The jury, in reality, returned a death sentence for Belmontes, not because of a confusing jury instruction, but because he murdered nineteen-year-old Steacy McConnell in cold blood, striking her 15-20 times in the head with an iron dumbbell he had brought with him to her house in case of such an encounter; I sincerely doubt the family and friends of Steacy would share the majority’s callous view that her murder was not “especially heinous.”
Not surprisingly, the prosecution was able to portray Belmontes as a violent young man by focusing on his past behavior: his armed theft of a loaded handgun, his tendency to carry such a weapon, his fight with another ward while in the CYA after pleading guilty to being an accessory after the fact to voluntary manslaughter, and his battery of his pregnant girlfriend, which caused her to drop their two-year-old daughter. It is such violent, anti-social behavior, not an ambiguous jury instruction, that placed him in the situation he now finds himself.
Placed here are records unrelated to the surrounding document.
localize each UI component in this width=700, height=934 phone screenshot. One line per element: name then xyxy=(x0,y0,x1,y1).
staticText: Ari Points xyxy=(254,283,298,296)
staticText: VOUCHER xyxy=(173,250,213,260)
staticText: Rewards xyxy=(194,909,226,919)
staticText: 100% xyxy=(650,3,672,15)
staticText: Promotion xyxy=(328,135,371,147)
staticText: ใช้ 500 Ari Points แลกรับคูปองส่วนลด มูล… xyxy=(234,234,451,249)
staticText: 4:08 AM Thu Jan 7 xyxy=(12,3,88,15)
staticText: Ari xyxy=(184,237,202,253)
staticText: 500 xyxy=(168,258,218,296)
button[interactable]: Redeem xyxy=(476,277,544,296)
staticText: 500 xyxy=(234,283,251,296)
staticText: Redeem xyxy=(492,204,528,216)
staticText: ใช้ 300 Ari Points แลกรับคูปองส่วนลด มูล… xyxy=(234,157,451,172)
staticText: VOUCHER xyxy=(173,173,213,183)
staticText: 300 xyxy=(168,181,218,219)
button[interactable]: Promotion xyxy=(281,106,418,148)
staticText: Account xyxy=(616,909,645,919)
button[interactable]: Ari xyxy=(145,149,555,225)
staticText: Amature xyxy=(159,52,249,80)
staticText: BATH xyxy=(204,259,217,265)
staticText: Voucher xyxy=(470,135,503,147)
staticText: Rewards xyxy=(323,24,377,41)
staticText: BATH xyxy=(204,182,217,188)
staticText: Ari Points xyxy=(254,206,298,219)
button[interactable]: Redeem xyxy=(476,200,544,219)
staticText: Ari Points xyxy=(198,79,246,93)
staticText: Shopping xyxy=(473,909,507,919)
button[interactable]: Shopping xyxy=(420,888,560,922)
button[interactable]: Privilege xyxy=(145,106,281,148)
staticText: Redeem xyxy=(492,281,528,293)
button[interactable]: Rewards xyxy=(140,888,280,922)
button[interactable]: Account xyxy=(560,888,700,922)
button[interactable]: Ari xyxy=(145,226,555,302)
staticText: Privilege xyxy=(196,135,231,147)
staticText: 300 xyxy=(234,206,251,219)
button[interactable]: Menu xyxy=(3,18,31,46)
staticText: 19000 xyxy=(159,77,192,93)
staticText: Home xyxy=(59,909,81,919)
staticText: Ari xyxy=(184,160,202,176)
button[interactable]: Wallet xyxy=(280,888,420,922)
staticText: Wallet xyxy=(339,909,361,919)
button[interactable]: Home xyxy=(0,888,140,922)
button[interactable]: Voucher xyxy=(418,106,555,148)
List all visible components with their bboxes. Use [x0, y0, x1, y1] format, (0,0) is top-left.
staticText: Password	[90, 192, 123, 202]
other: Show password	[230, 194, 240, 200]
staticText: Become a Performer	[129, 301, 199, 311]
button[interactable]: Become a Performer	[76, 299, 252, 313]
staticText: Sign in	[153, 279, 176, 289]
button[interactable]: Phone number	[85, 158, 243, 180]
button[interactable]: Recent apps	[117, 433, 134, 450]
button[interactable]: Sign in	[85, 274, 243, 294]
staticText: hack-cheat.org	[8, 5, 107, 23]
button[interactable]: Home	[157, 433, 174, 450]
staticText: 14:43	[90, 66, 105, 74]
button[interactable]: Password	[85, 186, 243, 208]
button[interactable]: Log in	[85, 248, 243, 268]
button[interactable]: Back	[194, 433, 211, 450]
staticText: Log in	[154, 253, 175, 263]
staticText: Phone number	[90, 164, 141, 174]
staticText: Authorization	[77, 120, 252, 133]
Perhaps the jury simply did not believe that a convicted murderer might be a particularly good role model to other inmates, despite Reverend Miller’s testimony that Belmontes would be good at counseling other inmates not to repeat his “mistakes.” After all, Steacy’s murder was hardly a “mistake.” Perhaps Belmontes’s jailhouse conversion to Christianity, which mysteriously lapsed as soon as he returned to society, and his ascent to the top of CYA’s fire crew, could rightly have been seen as manipulative ploys to gain early release for his previous crimes.
By concluding that the trial court’s jury instructions were unconstitutional, the majority ignores the “strong policy against retrials years after the first trial where the claimed error amounts to no more than speculation.” Boyde, 494 U.S. at 380, 110 S.Ct. 1190. There is nothing in the record which would lead me to believe that there was a reasonable probability that the jury was confused about its sentencing duties; therefore I would affirm the denial of the petition for the writ as to the penalty phase. I must respectfully dissent from the majority’s refusal to do so.1
. Belmontes also contends that he was deprived of constitutionally effective counsel during the penalty stage of his trial. His claim is without merit. See Strickland v. Washington, 466 U.S. 668, 694, 104 S.Ct. 2052, 80 L.Ed.2d 674 (1984); Gerlaugh v. Stewart, 129 F.3d 1027, 1035-36 (9th Cir. 1997).